Dans une affaire criminelle, le temps est compté. Les premières heures sont décisives pour résoudre une enquête. Les 48 premières heures qui suivent un crime sont les plus importantes. Et pour cause, les traces et indices sont encore frais et visibles, ce qui permet aux enquêteurs de se lancer sur une piste. Les témoins ont également un rôle très important dans la résolution de ces enquêtes. C’est pourquoi les policiers s’empressent d’interroger toutes les personnes sur place pour tenter de comprendre ce qu’il s’est passé. Tous les policiers s’accordent sur ce point : si un crime n’est pas résolu au bout de deux jours, il reste peu de chance de retrouver le coupable et encore moins les commanditaires. Pire, ça leur donne le temps d’échafauder une stratégie pour déjouer l’enquête. Évidemment, à toute règle il y a des exceptions… mais encore faut-il qu’il y ait de la volonté, pas des enquêteurs sur le terrain qui pour la plupart remplissent leur mission, mais de leur hiérarchie, qui répond elle parfois à d’autres impératifs et a une vision différente de la situation !

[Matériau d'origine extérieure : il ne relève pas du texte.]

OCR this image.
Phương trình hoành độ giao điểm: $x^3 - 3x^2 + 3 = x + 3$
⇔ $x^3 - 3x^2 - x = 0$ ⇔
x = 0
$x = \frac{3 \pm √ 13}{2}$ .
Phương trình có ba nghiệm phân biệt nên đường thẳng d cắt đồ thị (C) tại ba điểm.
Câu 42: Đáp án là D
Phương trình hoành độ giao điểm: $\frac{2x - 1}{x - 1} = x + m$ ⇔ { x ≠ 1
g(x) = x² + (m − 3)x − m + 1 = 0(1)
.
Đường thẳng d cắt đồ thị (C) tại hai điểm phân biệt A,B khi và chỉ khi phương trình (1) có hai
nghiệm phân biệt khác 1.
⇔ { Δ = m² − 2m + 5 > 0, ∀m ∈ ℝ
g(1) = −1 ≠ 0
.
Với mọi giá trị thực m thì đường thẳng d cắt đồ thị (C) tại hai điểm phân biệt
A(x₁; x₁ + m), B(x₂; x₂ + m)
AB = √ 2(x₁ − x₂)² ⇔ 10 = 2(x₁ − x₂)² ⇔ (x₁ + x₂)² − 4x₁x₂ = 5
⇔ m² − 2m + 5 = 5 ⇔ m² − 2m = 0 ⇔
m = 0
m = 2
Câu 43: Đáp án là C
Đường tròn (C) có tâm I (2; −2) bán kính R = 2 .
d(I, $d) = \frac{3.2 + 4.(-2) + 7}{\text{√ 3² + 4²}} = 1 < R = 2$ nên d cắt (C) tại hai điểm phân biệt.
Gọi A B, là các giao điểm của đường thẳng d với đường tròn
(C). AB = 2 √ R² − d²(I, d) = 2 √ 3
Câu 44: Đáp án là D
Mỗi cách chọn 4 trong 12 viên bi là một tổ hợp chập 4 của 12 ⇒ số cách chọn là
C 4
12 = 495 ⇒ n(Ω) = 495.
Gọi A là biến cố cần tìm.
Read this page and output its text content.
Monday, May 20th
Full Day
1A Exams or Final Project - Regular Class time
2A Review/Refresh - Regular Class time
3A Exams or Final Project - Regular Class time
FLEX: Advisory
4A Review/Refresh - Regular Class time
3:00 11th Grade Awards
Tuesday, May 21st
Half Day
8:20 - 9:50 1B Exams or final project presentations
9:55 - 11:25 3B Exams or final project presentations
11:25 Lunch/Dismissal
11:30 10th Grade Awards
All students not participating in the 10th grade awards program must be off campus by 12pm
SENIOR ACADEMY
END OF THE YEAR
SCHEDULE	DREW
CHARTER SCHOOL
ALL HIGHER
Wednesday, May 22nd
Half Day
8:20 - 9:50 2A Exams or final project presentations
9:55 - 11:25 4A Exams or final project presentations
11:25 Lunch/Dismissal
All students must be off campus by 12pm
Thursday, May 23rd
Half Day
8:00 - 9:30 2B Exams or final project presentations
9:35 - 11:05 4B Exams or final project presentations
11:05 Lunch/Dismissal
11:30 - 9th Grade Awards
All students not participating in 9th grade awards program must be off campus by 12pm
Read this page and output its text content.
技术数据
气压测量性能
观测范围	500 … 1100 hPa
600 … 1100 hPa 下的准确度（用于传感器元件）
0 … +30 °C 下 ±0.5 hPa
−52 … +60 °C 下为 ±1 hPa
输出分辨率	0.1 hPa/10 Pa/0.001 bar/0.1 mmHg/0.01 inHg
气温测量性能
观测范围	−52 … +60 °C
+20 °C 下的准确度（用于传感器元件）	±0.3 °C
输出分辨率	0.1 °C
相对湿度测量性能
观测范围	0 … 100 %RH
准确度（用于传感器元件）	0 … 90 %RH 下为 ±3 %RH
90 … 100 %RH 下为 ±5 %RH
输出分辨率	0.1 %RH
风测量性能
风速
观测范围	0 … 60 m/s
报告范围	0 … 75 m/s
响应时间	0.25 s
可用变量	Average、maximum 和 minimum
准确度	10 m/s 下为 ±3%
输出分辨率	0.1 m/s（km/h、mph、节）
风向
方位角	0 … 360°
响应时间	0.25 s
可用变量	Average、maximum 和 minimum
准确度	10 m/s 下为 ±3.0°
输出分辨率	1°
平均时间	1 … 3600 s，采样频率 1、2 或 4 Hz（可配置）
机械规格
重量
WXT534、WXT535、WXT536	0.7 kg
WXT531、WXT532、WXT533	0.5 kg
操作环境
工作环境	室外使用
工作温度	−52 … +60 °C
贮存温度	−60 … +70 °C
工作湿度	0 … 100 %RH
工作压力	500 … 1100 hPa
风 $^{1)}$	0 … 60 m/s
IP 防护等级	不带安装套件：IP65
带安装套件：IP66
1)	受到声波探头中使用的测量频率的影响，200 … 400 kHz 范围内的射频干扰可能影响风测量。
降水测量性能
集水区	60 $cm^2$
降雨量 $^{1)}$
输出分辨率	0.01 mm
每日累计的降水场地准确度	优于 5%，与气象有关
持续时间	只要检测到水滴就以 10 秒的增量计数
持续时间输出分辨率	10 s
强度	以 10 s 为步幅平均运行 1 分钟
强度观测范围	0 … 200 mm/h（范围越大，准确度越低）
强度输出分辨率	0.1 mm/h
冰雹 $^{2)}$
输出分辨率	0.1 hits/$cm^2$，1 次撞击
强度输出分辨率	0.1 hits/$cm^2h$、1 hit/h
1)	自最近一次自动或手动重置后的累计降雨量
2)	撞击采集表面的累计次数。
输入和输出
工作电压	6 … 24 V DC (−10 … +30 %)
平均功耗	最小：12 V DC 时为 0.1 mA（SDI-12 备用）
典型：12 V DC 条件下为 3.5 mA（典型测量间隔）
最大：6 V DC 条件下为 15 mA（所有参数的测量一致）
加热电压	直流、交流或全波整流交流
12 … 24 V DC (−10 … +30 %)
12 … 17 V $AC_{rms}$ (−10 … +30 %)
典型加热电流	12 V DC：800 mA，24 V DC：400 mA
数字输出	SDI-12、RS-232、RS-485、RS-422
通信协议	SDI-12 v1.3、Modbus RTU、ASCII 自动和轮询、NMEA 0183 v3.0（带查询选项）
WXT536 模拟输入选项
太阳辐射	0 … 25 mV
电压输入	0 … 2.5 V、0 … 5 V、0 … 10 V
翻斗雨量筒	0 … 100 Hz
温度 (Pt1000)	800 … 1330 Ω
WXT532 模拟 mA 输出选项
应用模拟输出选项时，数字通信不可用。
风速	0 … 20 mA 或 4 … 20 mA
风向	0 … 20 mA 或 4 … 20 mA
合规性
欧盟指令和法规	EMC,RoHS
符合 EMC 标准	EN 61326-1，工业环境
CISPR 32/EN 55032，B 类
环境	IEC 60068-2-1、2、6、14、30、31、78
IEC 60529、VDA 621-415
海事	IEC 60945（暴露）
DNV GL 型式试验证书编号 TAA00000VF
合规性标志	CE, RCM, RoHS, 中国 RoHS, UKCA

Nous avons côtoyé dans l’exercice de nos fonctions beaucoup d’enquêteurs de police mauriciens fort sympathiques qui ont à cœur leur métier et ont de réelles compétences pour arriver au bout des enquêtes les plus compliquées qui leur sont confiées. Force est cependant de reconnaître que, malheureusement, une bonne partie d’entre eux, les plus lucides souvent, passent le clair de leur temps à faire du paperwork et à enquêter sur les banalités qui visent plus à tenter de mettre la pression sur d’honnêtes citoyens qui effectuent leur travail le plus consciencieusement et honnêtement possible, même si nul n’est parfait dans ce bas monde.
En tout cas, ceux-là auraient été d’un grand support à leurs collègues qui font leur investigation dans ce qui est présenté comme l’affaire du sabotage de la piste du Champ de Mars lors du week-end du Maiden des 2-3 octobre dernier. Mais dans l’essence et dans les objectifs, il s’agit en fait d’une véritable tentative d’attentat contre des personnes et des animaux qui risquaient leur vie, avec pour but ultime de porter atteinte à la réputation de l’organisateur des courses de cette double journée classique, le MTC-MTCSL. Lorsqu’on constate que les charges retenues contre les deux personnes arrêtées jusqu’ici ne se limitent qu’à « attempt to torture animals », il est probable que les autorités ne mesurent pas la gravité de cet acte criminel ou que certains tentent de minimiser les faits pour assurer l’impunité aux criminels. Pourtant, quoi qu’il en coûte, il est important pour l’image du pays de résoudre cette affaire qui porte atteinte à notre réputation à travers le monde…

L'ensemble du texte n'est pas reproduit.